Ramis remembered his approach to Orbitech 1 while riding in the organic solar sail, watching as the flatscreen broadcast the view from the external cameras mounted on Sarat. He had been half an hour away from the American colony when he had injected Sarat with the hormone that collapsed the huge, beautiful sails. He had been half an hour away when he had caught sight of faces in the colony windows—weary and frightened faces, watching him with hope.
Now, thirty minutes from the Kibalchich, he saw nothing.
“I will use the maneuvering units to guide me in,” he said into the radio.
“Be careful—every time you punch those MMUs, you’re adding some component to your forward velocity,” Karen said. “It might not seem like much, but remember how fast you’re already going.”

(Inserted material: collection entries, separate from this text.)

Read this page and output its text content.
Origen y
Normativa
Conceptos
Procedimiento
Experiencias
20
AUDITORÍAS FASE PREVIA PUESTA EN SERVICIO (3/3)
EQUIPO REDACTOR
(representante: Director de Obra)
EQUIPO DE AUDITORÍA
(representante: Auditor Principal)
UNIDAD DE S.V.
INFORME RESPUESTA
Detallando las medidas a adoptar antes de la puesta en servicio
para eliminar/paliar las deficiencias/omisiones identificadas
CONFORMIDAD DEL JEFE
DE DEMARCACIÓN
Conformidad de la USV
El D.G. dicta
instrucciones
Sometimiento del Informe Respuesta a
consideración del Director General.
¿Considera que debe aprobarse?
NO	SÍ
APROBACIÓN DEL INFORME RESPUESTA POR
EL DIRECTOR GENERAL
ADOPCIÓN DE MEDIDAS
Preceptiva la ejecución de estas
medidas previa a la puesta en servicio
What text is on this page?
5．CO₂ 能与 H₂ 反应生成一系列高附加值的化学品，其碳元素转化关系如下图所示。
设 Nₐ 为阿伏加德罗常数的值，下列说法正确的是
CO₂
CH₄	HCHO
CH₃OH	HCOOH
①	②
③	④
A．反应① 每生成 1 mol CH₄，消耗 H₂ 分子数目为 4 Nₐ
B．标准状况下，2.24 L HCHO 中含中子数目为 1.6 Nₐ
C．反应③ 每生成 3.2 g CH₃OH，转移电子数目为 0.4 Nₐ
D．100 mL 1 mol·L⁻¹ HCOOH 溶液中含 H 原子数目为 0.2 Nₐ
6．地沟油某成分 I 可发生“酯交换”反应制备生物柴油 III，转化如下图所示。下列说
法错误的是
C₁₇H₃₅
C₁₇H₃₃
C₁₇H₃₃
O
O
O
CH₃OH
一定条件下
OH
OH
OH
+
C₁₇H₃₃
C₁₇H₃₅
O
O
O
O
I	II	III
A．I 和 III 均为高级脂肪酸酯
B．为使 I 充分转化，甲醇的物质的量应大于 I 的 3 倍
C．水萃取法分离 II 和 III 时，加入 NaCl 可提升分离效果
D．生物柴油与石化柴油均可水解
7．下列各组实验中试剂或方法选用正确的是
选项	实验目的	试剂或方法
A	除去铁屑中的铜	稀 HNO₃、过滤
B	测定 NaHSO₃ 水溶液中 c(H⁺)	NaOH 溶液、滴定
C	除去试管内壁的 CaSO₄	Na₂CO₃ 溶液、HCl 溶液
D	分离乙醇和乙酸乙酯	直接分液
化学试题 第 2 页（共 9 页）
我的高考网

“I will manage.” Ramis thought to himself that with all her concern, Karen did not know of his experience flying in the Aguinaldo. He had hit the Jump squares peppering the Sibuyan Sea going twice as fast as he was moving now. The Kibalchich should have had two hundred people aboard, waiting to greet him. But instead, the colony refused any contact. It hung dark, like a giant empty house in space.
Chapter 32
ORBITECH 1—Day 39
Drawing in a breath, Allen Terachyk looked both ways down the corridor. He was all alone, yet he had a feeling that someone was watching him. Air coming from a ventilation grate made a whispering sound in the silence.
Of the four division leaders on Orbitech 1, only he remained. Duncan McLaris had stolen the shuttle and escaped to Clavius Base; Tim Drury had been killed in the first RIF; and three days ago, Linda Arnando had been murdered. And now, Terachyk was the only one who knew that Brahms, not Ombalal, had ordered the RIF.
He did not feel comfortable in his exclusive position.
When his home city of Baltimore had become one of the first slag heaps in the War, his family had gone with it. He had had a wife and four sons. Their names haunted him: Helen, Josh, Jon, Cameron, and Danny. For a moment, he couldn’t remember their faces, their voices—only the motionless family portrait he kept in a holocube in his quarters.
Brahms had never given him time to grieve.
Under a clever disguise and sidetracking of blame, Brahms had styled himself a Napoleon in space. His watchers remained armed and visible throughout the corridors. Brahms had not appointed any replacements for the other division leaders—he probably didn’t trust anyone else. As the only assessor left, Terachyk had to keep aware of everyone’s work. He had to judge its significance and suggest how it might be used to help their survival. He had to provide data on which Brahms would base his decisions, his efficiency ranking system.
With the wall-kelp giving them a small amount of breathing space, Terachyk didn’t know why Orbitech 1 still required Brahms’s brutal crackdown measures, but the director refused to hear any argument about it.
The spoke-shaft elevator to the docking bay stood directly in front of him, like the closed metal doors of a coffin. The light on the elevator door blinked without a sound, signaling it was ready to be boarded. Terachyk clutched the d-cube he carried and closed his eyes.